In 1837, Monaco existed as a sovereign principality under the rule of Prince Honoré V, but its monetary system was entirely dominated by its powerful neighbor, France. Following the upheavals of the French Revolution and Napoleonic Wars, the region had stabilized under French economic hegemony. The French Franc, established as a stable decimal currency, was the de facto and de jure legal tender in the principality. Monaco had no independent minting authority and relied entirely on the influx of French coinage for its daily transactions, effectively placing its monetary policy and stability in the hands of the French government.
This integration was formalized through a customs union with France, established in the early 19th century and solidified under the Treaty of 1865. While 1837 predates that specific treaty, the economic reality was one of deep dependency. The Principality's small size and lack of natural resources made it impractical to sustain an independent currency. Consequently, the local economy—centered on modest agriculture, fishing, and the beginnings of the spa business in Monaco-Ville—operated seamlessly with French coins, with prices and wages pegged to the franc.
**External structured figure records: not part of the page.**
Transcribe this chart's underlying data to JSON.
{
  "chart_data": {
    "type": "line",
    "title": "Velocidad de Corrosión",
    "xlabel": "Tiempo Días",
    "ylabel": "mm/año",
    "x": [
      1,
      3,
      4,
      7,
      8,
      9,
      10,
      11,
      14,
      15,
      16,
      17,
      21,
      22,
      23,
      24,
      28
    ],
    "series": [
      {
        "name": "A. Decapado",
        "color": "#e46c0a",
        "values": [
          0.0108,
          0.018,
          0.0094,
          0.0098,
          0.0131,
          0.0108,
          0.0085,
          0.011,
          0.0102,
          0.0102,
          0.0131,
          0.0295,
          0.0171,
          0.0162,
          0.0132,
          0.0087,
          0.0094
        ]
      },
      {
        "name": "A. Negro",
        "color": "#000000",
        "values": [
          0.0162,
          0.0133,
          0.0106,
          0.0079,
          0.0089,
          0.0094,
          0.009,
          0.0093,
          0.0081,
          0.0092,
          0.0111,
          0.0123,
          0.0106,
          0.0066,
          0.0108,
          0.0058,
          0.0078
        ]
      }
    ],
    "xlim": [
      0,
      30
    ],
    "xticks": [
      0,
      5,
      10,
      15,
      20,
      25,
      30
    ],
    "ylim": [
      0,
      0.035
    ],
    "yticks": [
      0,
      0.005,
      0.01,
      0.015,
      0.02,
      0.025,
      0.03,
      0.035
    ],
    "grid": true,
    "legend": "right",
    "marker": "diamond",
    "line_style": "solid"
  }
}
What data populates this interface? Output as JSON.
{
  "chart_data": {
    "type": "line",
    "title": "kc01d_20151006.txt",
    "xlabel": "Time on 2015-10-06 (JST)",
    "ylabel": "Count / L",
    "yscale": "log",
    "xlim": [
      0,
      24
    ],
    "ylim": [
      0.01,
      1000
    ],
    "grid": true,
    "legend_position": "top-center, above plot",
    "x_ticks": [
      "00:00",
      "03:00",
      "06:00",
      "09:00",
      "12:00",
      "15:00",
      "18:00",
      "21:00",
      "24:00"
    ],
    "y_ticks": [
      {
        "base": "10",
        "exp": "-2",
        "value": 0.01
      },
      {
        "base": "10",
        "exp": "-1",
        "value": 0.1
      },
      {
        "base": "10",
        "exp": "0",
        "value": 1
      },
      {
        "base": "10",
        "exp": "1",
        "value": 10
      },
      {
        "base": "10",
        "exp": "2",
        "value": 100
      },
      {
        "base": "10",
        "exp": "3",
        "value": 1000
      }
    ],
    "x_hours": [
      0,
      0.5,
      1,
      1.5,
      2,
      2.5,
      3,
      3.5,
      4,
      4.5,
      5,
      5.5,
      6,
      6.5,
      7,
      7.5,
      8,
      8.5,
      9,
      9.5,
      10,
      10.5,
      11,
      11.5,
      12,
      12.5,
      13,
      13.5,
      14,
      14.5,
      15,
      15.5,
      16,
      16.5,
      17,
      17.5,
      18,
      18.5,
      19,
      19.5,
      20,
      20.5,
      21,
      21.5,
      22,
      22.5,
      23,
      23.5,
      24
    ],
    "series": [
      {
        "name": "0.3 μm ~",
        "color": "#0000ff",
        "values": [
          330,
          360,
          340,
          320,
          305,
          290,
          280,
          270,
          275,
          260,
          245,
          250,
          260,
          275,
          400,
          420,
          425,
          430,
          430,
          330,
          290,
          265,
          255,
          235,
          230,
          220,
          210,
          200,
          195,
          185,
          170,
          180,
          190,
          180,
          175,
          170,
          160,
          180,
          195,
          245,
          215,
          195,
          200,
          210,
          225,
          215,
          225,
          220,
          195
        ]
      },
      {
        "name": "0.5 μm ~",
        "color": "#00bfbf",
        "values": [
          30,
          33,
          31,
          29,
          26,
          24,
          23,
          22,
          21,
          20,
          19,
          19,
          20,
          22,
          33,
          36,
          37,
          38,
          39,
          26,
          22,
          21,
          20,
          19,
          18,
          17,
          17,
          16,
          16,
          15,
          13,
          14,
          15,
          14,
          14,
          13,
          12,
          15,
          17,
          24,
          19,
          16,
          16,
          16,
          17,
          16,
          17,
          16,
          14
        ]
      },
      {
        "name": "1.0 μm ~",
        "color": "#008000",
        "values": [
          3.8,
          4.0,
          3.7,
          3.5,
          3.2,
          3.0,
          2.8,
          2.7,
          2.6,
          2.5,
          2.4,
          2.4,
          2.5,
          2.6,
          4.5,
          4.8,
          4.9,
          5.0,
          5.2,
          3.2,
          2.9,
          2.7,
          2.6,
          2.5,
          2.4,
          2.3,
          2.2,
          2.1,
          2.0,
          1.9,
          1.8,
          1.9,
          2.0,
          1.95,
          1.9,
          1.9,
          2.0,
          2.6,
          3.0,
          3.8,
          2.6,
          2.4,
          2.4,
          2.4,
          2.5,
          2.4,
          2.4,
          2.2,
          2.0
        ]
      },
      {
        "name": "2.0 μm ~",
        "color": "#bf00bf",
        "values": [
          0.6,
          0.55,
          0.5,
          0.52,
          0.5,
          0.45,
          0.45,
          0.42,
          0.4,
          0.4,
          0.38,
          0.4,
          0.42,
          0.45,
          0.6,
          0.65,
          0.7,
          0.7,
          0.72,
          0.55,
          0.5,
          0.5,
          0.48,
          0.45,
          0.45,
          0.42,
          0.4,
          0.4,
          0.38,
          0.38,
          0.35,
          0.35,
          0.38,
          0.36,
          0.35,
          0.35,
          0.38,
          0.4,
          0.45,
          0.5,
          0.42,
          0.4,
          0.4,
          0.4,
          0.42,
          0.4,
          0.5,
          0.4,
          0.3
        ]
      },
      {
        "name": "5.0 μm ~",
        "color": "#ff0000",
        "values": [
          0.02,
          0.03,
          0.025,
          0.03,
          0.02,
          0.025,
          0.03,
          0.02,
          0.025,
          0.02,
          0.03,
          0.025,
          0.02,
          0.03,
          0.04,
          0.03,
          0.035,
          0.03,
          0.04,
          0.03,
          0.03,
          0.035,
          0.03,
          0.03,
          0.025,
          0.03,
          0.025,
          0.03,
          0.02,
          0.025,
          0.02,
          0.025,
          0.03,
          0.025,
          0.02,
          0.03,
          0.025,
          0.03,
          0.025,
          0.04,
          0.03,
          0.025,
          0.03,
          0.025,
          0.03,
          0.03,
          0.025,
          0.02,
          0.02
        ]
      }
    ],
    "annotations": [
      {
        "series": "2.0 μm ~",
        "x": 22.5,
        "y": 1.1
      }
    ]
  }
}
Therefore, the "currency situation" in Monaco in 1837 was notably uncomplicated: it was a satellite of the French monetary zone. There was no monetary crisis or unique local coinage to speak of; the financial landscape was characterized by stability imported from Paris. This arrangement laid the groundwork for the later, more formal monetary agreements that would continue to bind Monaco's currency to France's for centuries, ultimately leading to its adoption of the Euro in 2002.